To cause disease, the malaria parasite, Plasmodiun falciparum, has to live inside our oxygen-carrying red blood cells. A research team lead by Dr Danny Wilson at the University of Adelaide, identified a new protein, that they call CERLI1, in the invasive stage of the parasite. Using confocal microscopy at our University of Adelaide facility, Adelaide Microscopy, and super-resolution microscopy performed elsewhere, along with genetic and image analysis techniques, the researchers have found that CERLI1 is essential for parasites to enter the host blood cells.
“Confocal microscopy was used to study the 3D spatial organisation of this newly identified malaria protein in an invasive form of the parasite. It showed us that CERLI1 is closely associated with the parasite organelles crucial for the release of a whole range of additional proteins called invasins that allow the parasite to invade red blood cells. Removing CERLI1 from the parasites prevented them from invading the host cells.” said microscopist Dr Sonja Frölich.
Using the confocal microscope Ben Liffner and Dr Frölich generated a 3D volume showing the protein’s location in hundreds of parallel horizontal slices through the sample. This data was then processed using a novel quantitative analytical approach that allowed the researchers to measure the closeness of CERLI1’s association with other known proteins inside the organelles of the malarial parasite.
“Two hundred million people are infected with mosquito-transmitted malaria parasites every year leading to more than 400,000 deaths, mainly in children under five years of age,” says Dr Danny Wilson the Laboratory Head of Malaria Biology at the University of Adelaide.
“Our most effective malaria control strategies – drugs to treat sick people and insecticides to kill the mosquito vector – are at risk due to spreading parasite and mosquito resistance.

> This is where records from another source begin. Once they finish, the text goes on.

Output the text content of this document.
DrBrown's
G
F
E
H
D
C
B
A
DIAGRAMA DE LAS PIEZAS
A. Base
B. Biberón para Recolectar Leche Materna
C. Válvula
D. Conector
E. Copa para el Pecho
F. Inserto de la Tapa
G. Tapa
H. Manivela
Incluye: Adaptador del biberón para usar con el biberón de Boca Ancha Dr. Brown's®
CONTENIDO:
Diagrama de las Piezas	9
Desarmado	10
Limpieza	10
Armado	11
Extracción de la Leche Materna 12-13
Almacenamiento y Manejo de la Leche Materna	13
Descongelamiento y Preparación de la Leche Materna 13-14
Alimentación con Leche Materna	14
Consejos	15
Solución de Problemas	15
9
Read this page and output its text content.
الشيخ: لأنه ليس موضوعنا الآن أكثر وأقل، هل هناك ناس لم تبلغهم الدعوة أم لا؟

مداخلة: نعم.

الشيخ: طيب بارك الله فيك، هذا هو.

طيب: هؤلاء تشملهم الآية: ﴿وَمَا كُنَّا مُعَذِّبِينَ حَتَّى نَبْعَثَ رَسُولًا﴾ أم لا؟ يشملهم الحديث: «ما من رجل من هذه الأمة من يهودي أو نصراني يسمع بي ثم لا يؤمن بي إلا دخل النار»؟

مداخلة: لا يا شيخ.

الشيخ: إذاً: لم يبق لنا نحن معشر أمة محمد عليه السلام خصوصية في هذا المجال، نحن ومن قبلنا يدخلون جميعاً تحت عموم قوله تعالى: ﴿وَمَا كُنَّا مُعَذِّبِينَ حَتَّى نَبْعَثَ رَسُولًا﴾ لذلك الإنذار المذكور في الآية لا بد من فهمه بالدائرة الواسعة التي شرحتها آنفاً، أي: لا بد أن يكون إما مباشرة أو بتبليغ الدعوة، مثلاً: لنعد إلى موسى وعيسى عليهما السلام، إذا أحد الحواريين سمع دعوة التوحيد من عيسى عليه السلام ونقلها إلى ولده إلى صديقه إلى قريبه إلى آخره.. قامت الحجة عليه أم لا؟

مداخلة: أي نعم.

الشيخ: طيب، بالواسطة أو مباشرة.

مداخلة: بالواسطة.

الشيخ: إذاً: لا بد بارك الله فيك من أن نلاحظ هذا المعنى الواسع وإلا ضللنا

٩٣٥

Understanding the biology that is essential for the survival of these widespread human pathogens is essential if we are to identify new intervention strategies to combat malaria.”
“When CERLI1 no longer functions, the malaria parasites cannot invade red blood cells and the disease-causing parasite dies,” says Dr Wilson. “This marks the protein as a good potential target for future drug development.”
“Because malaria parasite invasion into red blood cells is essential for disease and requires the coordinated activity of a large number of unique proteins, blocking invasion using drugs or vaccines that target unique invasion proteins remains an important strategy for developing new therapeutics.”
CERLI1 is one of only a handful of proteins identified that acts in the way it does to allow invasion protein to interact with the host cell, making it an attractive target to develop drugs that prevent red blood cell invasion.
The researchers say that these findings may have wide biological and therapeutic implications for other human and animal disease-causing parasites.
This research was carried out primarily at the Research Centre for Infectious Diseases of the University of Adelaide as part of an international collaboration with the Bernhard Nocht Institute for Tropical Medicine in Hamburg, Germany and the University of Melbourne.